Le grand ménage d’El Mouradia : quand le parrain de la corruption sacrifie ses propres fusibles
Le récent remaniement ministériel opéré à Alger ne trompe personne : il s’agit d’une opération de survie politique menée par le sommet de l’État. Face à la colère sourde d’une population asphyxiée par l’inflation et les pénuries chroniques, Abdelmadjid Tebboune a choisi de sacrifier ses propres serviteurs.
Pourtant, ce coup de balai spectaculaire ne suffit plus à masquer la réalité : en orchestrant ces purges, Tebboune tente de s’exonérer d’un système dont il est lui-même la tête pensante et le principal garant, utilisant la lutte anti-corruption comme une arme de diversion massive.Au cœur de ce séisme institutionnel, la chute de Yacine Oualid résonne comme un symbole de cette hypocrisie. Propulsé au ministère de l’Agriculture après avoir été la vitrine publicitaire de la prétendue « Nouvelle Algérie », ce ministre a sombré corps et âme dans le scandale de l’importation d’un million de moutons.
Ce fiasco logistique, entaché de graves soupçons de trafic d’influence et de détournement de deniers publics, a déjà envoyé treize personnes en détention.

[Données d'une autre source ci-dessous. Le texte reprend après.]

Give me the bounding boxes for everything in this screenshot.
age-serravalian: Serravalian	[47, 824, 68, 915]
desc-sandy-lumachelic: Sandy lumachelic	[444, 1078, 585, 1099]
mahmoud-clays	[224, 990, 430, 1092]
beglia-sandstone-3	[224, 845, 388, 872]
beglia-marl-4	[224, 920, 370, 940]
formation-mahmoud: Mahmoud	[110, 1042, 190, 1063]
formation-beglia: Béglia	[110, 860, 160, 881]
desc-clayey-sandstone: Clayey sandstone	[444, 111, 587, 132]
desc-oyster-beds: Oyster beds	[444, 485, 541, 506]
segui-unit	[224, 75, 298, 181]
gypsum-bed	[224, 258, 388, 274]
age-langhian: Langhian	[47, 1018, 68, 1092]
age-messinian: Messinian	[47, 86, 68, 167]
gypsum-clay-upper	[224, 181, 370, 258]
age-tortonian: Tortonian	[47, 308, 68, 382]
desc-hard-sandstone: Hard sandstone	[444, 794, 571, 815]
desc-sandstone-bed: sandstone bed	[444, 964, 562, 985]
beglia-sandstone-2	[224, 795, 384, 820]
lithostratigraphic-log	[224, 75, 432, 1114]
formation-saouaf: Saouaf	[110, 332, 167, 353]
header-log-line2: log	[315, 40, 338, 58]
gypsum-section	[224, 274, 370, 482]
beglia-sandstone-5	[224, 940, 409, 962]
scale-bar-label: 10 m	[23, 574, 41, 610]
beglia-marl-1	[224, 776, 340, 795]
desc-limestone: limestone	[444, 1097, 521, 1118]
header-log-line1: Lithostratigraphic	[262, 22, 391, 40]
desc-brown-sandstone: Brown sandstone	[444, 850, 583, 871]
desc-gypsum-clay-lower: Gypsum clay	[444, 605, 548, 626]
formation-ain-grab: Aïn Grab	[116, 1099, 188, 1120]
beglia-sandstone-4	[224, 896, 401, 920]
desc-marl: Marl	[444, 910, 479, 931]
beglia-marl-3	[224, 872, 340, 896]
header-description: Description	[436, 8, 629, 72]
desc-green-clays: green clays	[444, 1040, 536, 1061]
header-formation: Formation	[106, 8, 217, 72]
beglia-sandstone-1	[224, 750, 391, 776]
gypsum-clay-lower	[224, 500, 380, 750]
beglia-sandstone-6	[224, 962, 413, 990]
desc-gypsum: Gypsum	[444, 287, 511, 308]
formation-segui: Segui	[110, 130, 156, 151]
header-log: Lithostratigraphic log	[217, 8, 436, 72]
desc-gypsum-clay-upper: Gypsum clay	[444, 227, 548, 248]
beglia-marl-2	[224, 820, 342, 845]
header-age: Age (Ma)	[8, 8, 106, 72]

En bout de course, cette descente aux enfers ne fait que mettre en lumière la corruption systémique qui ronge les cercles intimes du pouvoir présidentiel.La défenestration simultanée d’Abdelkrim Bouzred aux Finances achève de dresser le constat d’une faillite généralisée. Son éviction coïncide avec la mise au jour de réseaux de fausses déclarations douanières, utilisés pour organiser la fuite des capitaux à l’étranger sous les yeux d’un régime complice ou impuissant.Derrière la propagande officielle, cette purge démontre que Tebboune applique la politique du fusible pour protéger sa propre gouvernance.
En criminalisant ses ministres après les avoir encensés, la présidence offre le spectacle d’un pouvoir incapable de réformer l’économie, condamné à sacrifier ses pions pour maintenir l’illusion d’une moralisation publique.